L'Ospedale di Carità di Sanfront

Sembra avviato verso un ormai ineluttabile azzeramento il Consiglio d’Amministrazione dell’IPAB Ospedale di Carità di Sanfront rinnovato quasi in toto appena nell’estate del 2014. Un rinnovo che in paese in molti avevano definito “zoppo” sin dalla sua nascita per via delle (troppe) promesse di nomina elargite a piene mani in campagna elettorale da quello che poi sarebbe diventato il sindaco del paese: Emidio Meirone.

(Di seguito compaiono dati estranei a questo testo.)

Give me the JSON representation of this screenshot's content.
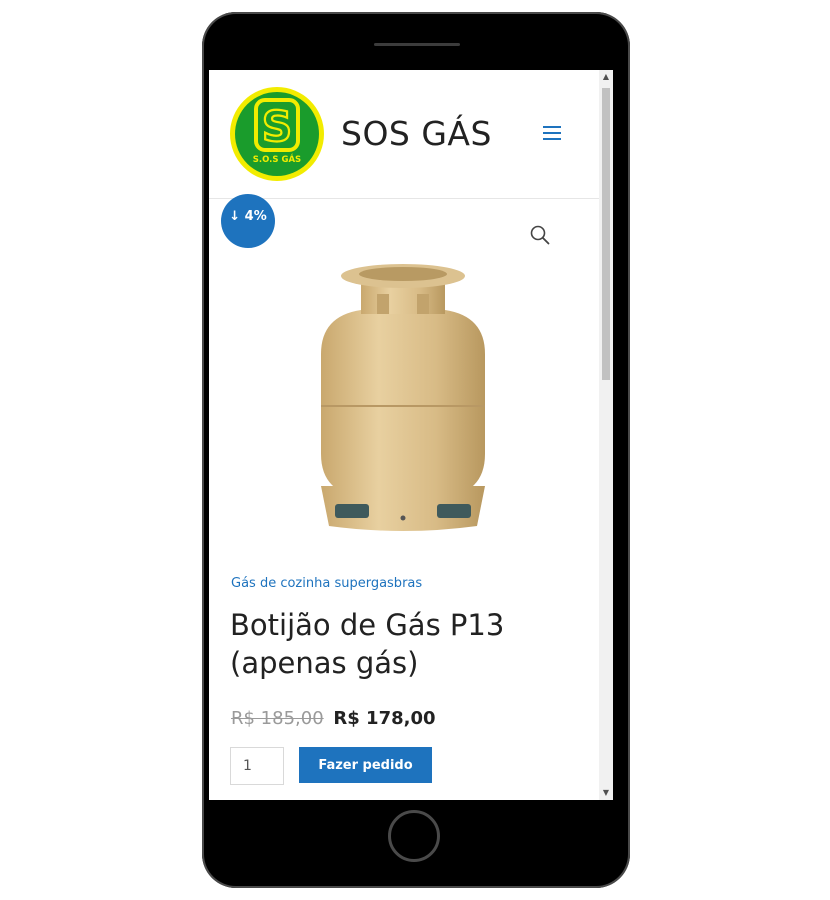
{
  "site": {
    "title": "SOS GÁS",
    "logo_text": "S.O.S GÁS",
    "logo_monogram": "S"
  },
  "product": {
    "sale_badge": "↓ 4%",
    "category": "Gás de cozinha supergasbras",
    "title": "Botijão de Gás P13 (apenas gás)",
    "price_old": "R$ 185,00",
    "price_new": "R$ 178,00",
    "quantity": "1",
    "order_button_label": "Fazer pedido"
  },
  "icons": {
    "menu": "hamburger-menu-icon",
    "search": "search-icon",
    "scroll_up": "▲",
    "scroll_down": "▼"
  },
  "colors": {
    "accent": "#1e73be",
    "logo_green": "#1a9c2c",
    "logo_yellow": "#f2ec00",
    "cylinder": "#d9bd8a"
  }
}
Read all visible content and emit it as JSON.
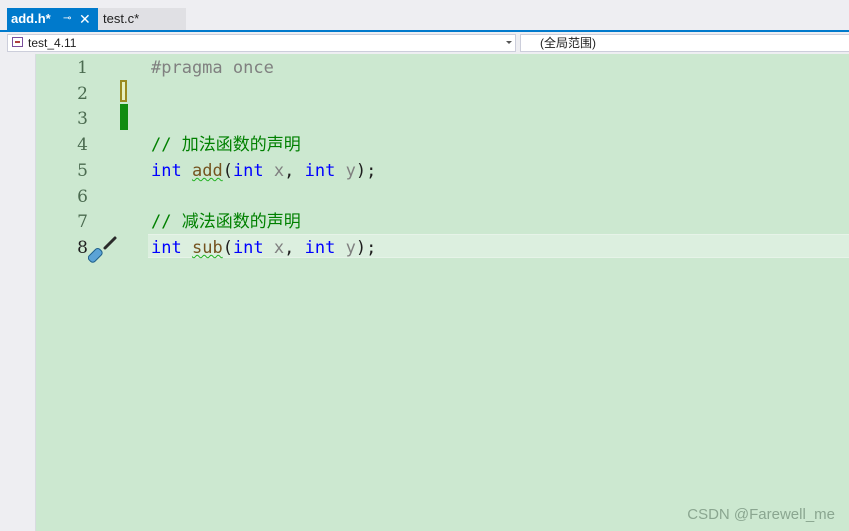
{
  "tabs": [
    {
      "label": "add.h*",
      "active": true,
      "pin_icon": "pin-icon",
      "close_icon": "close-icon"
    },
    {
      "label": "test.c*",
      "active": false
    }
  ],
  "navbar": {
    "project": "test_4.11",
    "scope": "(全局范围)"
  },
  "editor": {
    "line_numbers": [
      "1",
      "2",
      "3",
      "4",
      "5",
      "6",
      "7",
      "8"
    ],
    "current_line": 8,
    "lines": [
      {
        "pragma": "#pragma once"
      },
      {},
      {},
      {
        "comment": "// 加法函数的声明"
      },
      {
        "ret": "int",
        "name": "add",
        "open": "(",
        "t1": "int",
        "p1": "x",
        "sep": ", ",
        "t2": "int",
        "p2": "y",
        "close": ");"
      },
      {},
      {
        "comment": "// 减法函数的声明"
      },
      {
        "ret": "int",
        "name": "sub",
        "open": "(",
        "t1": "int",
        "p1": "x",
        "sep": ", ",
        "t2": "int",
        "p2": "y",
        "close": ");"
      }
    ]
  },
  "watermark": "CSDN @Farewell_me",
  "colors": {
    "accent": "#007acc",
    "editor_background": "#cce8d0",
    "keyword": "#0000ff",
    "comment": "#008000"
  }
}
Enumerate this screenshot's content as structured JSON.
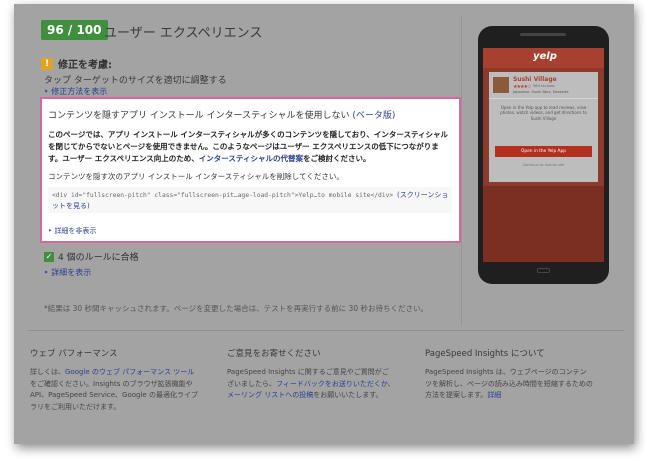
{
  "header": {
    "score": "96 / 100",
    "title": "ユーザー エクスペリエンス"
  },
  "warning": {
    "icon": "!",
    "title": "修正を考慮:",
    "rule": "タップ ターゲットのサイズを適切に調整する",
    "fix_link": "‣ 修正方法を表示"
  },
  "panel": {
    "title": "コンテンツを隠すアプリ インストール インタースティシャルを使用しない ",
    "title_beta": "(ベータ版)",
    "desc_part1": "このページでは、アプリ インストール インタースティシャルが多くのコンテンツを隠しており、インタースティシャルを閉じてからでないとページを使用できません。このようなページはユーザー エクスペリエンスの低下につながります。ユーザー エクスペリエンス向上のため、",
    "desc_link": "インタースティシャルの代替案",
    "desc_part2": "をご検討ください。",
    "hint": "コンテンツを隠す次のアプリ インストール インタースティシャルを削除してください。",
    "code": "<div id=\"fullscreen-pitch\" class=\"fullscreen-pit…age-load-pitch\">Yelp…to mobile site</div> ",
    "code_link": "(スクリーンショットを見る)",
    "hide_link": "‣ 詳細を非表示"
  },
  "passed": {
    "icon": "✓",
    "title": "4 個のルールに合格",
    "details_link": "‣ 詳細を表示"
  },
  "cache_note": "*結果は 30 秒間キャッシュされます。ページを変更した場合は、テストを再実行する前に 30 秒お待ちください。",
  "phone": {
    "logo": "yelp",
    "biz_name": "Sushi Village",
    "stars": "★★★★☆",
    "reviews": "364 reviews",
    "biz_meta": "Japanese, Sushi Bars, Desserts",
    "promo": "Open in the Yelp app to read reviews, view photos, watch videos, and get directions to Sushi Village",
    "open_button": "Open in the Yelp App",
    "mobile_link": "Continue to mobile site"
  },
  "footer": {
    "col1": {
      "title": "ウェブ パフォーマンス",
      "t1": "詳しくは、",
      "link1": "Google のウェブ パフォーマンス ツール",
      "t2": "をご確認ください。Insights のブラウザ拡張機能や API、PageSpeed Service、Google の最適化ライブラリをご利用いただけます。"
    },
    "col2": {
      "title": "ご意見をお寄せください",
      "t1": "PageSpeed Insights に関するご意見やご質問がございましたら、",
      "link1": "フィードバックをお送りいただくか",
      "t2": "、",
      "link2": "メーリング リストへの投稿",
      "t3": "をお願いいたします。"
    },
    "col3": {
      "title": "PageSpeed Insights について",
      "t1": "PageSpeed Insights は、ウェブページのコンテンツを解析し、ページの読み込み時間を短縮するための方法を提案します。",
      "link1": "詳細"
    }
  }
}
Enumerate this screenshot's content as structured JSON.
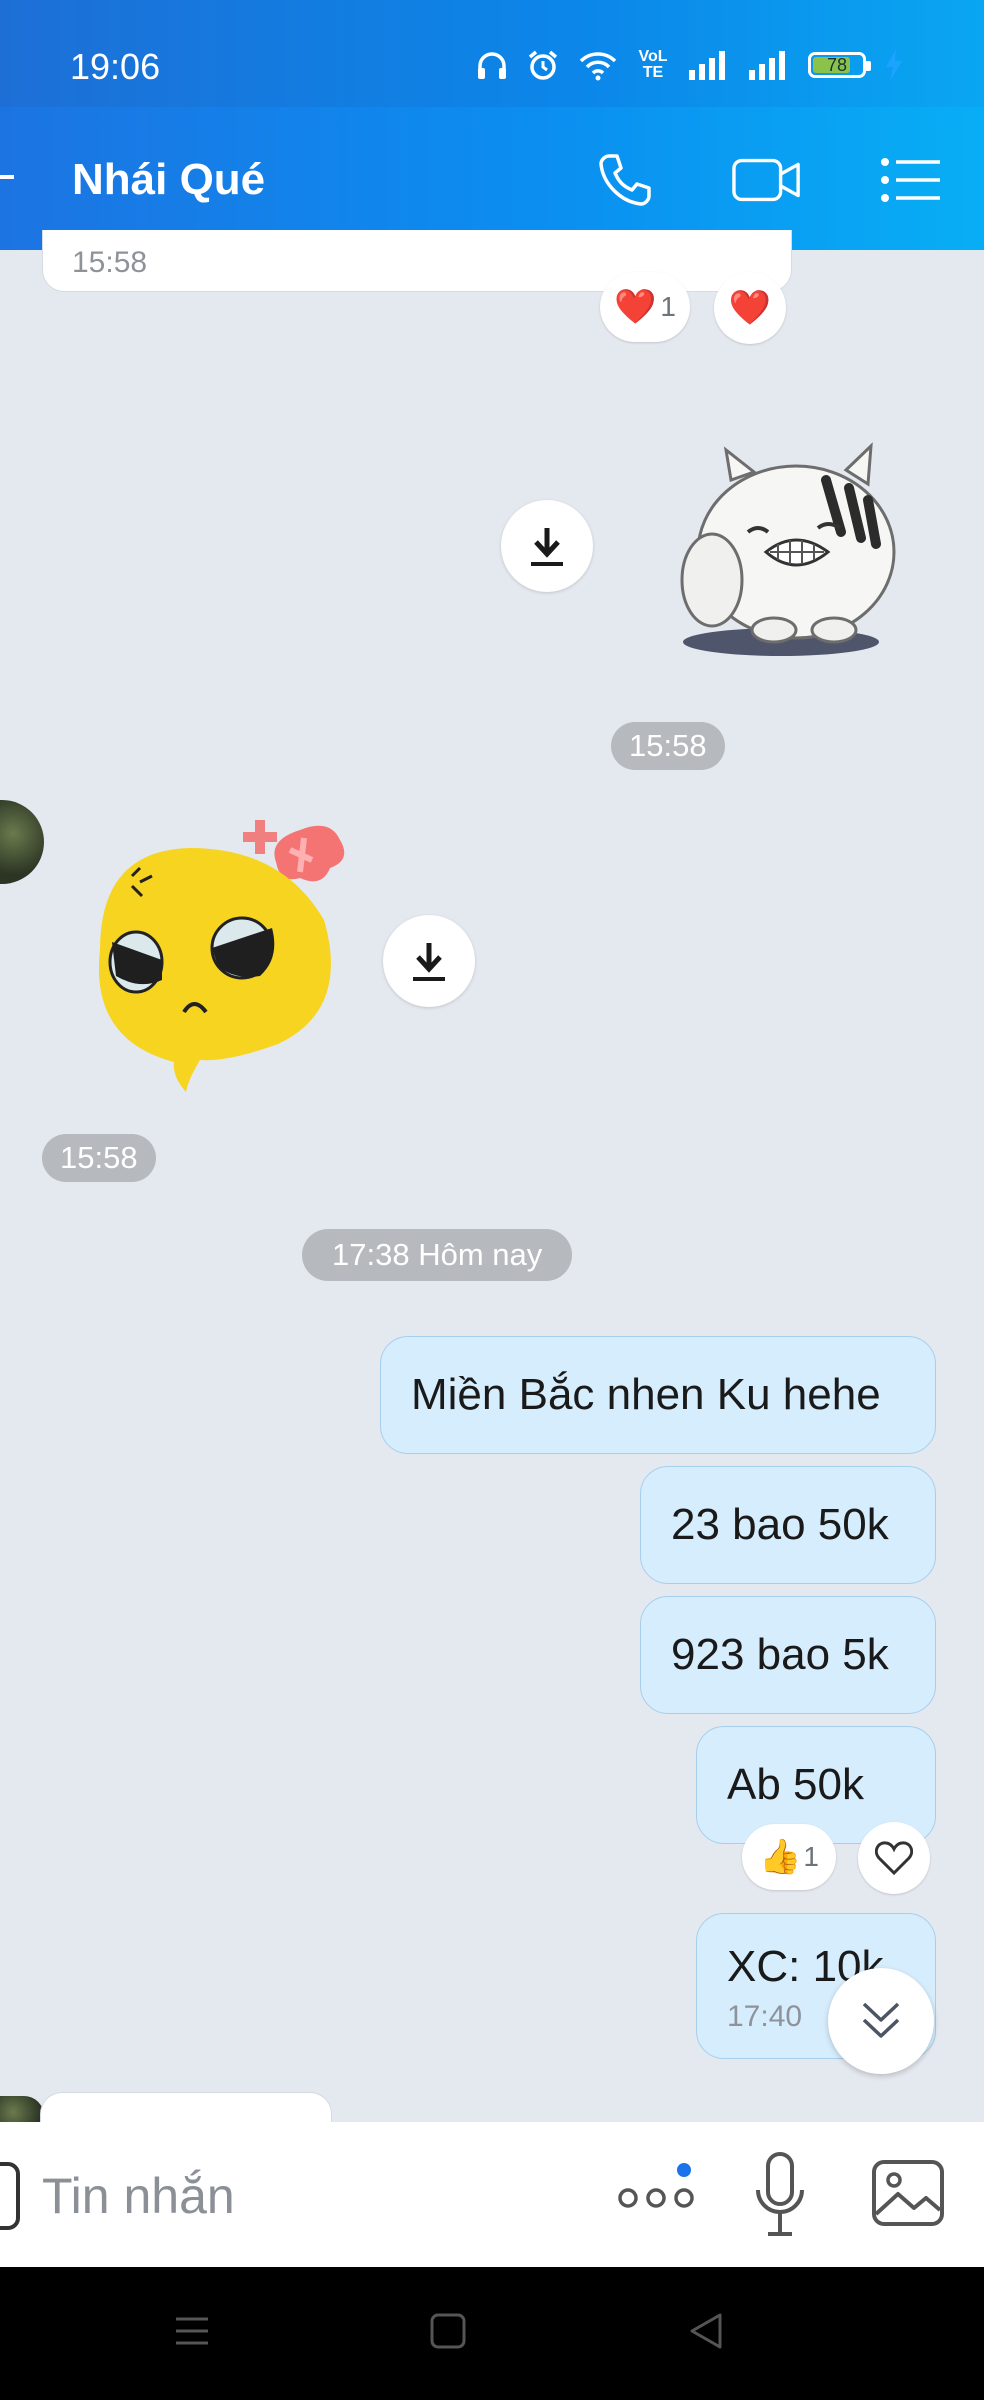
{
  "status_bar": {
    "time": "19:06",
    "battery_level": "78",
    "network_label": "VoLTE",
    "icons": [
      "headphones-icon",
      "alarm-icon",
      "wifi-icon",
      "volte-icon",
      "signal-icon",
      "signal-icon",
      "battery-icon",
      "charging-icon"
    ]
  },
  "header": {
    "title": "Nhái Qué",
    "back_icon": "back-arrow-icon",
    "call_icon": "phone-icon",
    "video_icon": "video-call-icon",
    "menu_icon": "menu-list-icon",
    "colors": {
      "accent": "#0b8ef0"
    }
  },
  "messages": {
    "partial_time": "15:58",
    "reaction_heart_count": "1",
    "sticker_cat_time": "15:58",
    "sticker_angry_time": "15:58",
    "date_separator": "17:38 Hôm nay",
    "outgoing": [
      {
        "text": "Miền Bắc nhen Ku hehe"
      },
      {
        "text": "23 bao 50k"
      },
      {
        "text": "923 bao 5k"
      },
      {
        "text": "Ab 50k",
        "reaction": "👍",
        "reaction_count": "1"
      },
      {
        "text": "XC: 10k",
        "time": "17:40"
      }
    ]
  },
  "input": {
    "placeholder": "Tin nhắn",
    "icons": [
      "more-options-icon",
      "microphone-icon",
      "image-gallery-icon"
    ]
  },
  "navigation": {
    "icons": [
      "recent-apps-icon",
      "home-icon",
      "back-icon"
    ]
  }
}
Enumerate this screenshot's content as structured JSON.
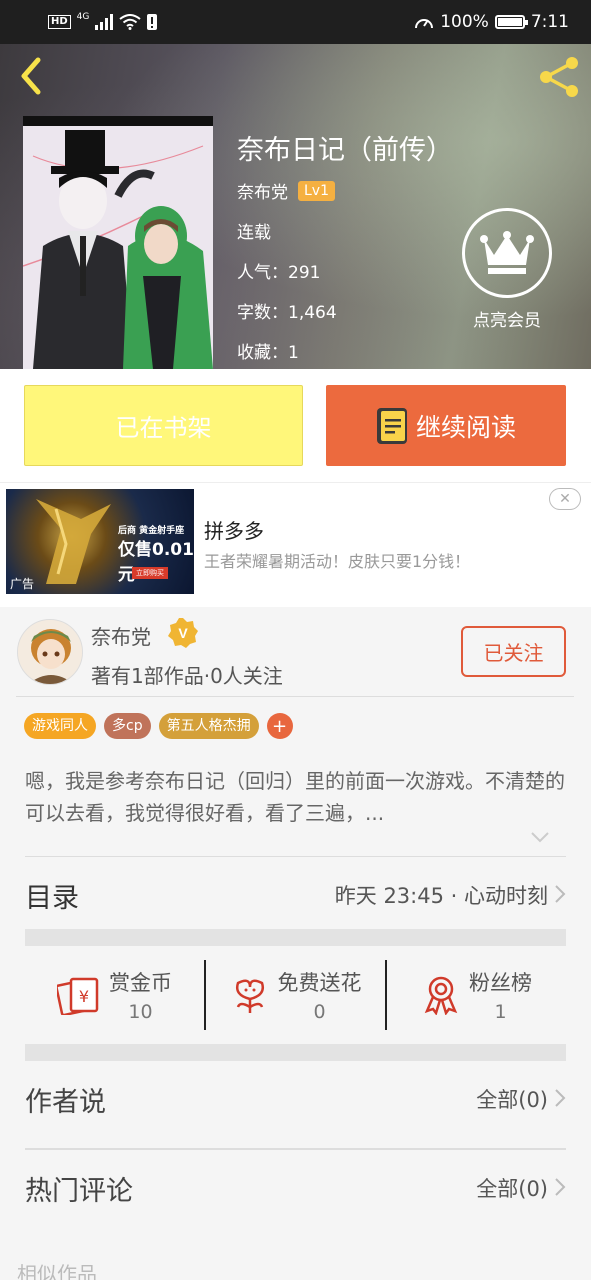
{
  "status_bar": {
    "hd": "HD",
    "network": "4G",
    "battery": "100%",
    "time": "7:11",
    "battery_level": 1.0
  },
  "book": {
    "title": "奈布日记（前传）",
    "author": "奈布党",
    "level": "Lv1",
    "status": "连载",
    "popularity": "人气：291",
    "word_count": "字数：1,464",
    "favorites": "收藏：1",
    "vip_label": "点亮会员"
  },
  "actions": {
    "shelf": "已在书架",
    "read": "继续阅读"
  },
  "ad": {
    "title": "拼多多",
    "description": "王者荣耀暑期活动！皮肤只要1分钱！",
    "image_text1": "后商 黄金射手座",
    "image_text2": "仅售0.01元",
    "image_button": "立即购买",
    "tag": "广告",
    "close": "✕"
  },
  "author": {
    "name": "奈布党",
    "stats": "著有1部作品·0人关注",
    "follow": "已关注"
  },
  "tags": [
    {
      "label": "游戏同人",
      "color": "#f5a623"
    },
    {
      "label": "多cp",
      "color": "#c0735a"
    },
    {
      "label": "第五人格杰拥",
      "color": "#d4a03a"
    }
  ],
  "tag_more": "+",
  "description": "嗯，我是参考奈布日记（回归）里的前面一次游戏。不清楚的可以去看，我觉得很好看，看了三遍，...",
  "toc": {
    "title": "目录",
    "latest": "昨天 23:45 · 心动时刻"
  },
  "stats": [
    {
      "label": "赏金币",
      "value": "10",
      "icon": "reward-coin-icon"
    },
    {
      "label": "免费送花",
      "value": "0",
      "icon": "flower-icon"
    },
    {
      "label": "粉丝榜",
      "value": "1",
      "icon": "medal-icon"
    }
  ],
  "author_says": {
    "title": "作者说",
    "all": "全部(0)"
  },
  "hot_comments": {
    "title": "热门评论",
    "all": "全部(0)"
  },
  "similar": "相似作品",
  "colors": {
    "accent": "#ec6a3e",
    "shelf": "#fff77a",
    "back_arrow": "#f7e24a",
    "share": "#f7d84a"
  }
}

Ora i nodi stanno rapidamente giungendo al pettine ed imputare la guerra intestina (con esplicite richieste di dimissioni)  ad una brutta storia accaduta una notte qualche settimana addietro (con un’anziana fratturatasi un arto inferiore dopo una caduta dal letto e relative denunce) che sembra destinata ad approdare in un’aula di tribunale, sarebbe quantomeno riduttivo.

Nel CdA composto dal presidente Giancarlo Barra che Meirone, causando non pochi mal di pancia fra gli uomini di sua fiducia come Livio Delfiore, ha voluto confermare alla guida dell’Ente, e da quattro membri di nuova nomina – il vicepresidente Piergiorgio Lombardo, Livio Delfiore, Raimonda Boassi e Valentina Pairona – il grado di rottura pare a tutti essere giunto ad un punto di non ritorno.

Peccati di gioventù e di inesperienza, forse, quelli compiuti dal sindaco Mairone, che oggi rischia il primo, colossale fallimento dei suoi due anni da primo cittadino per aver dimenticato che se si promette poi bisogna mantener fede alle promesse fatte. Di certo, stando così le cose ed i rapporti interni al CdA (con il presidente “contro” due consiglieri), l’Ospedale di Carità – ente sano da far invidia ad altre strutture simili – non può più andare avanti a lungo.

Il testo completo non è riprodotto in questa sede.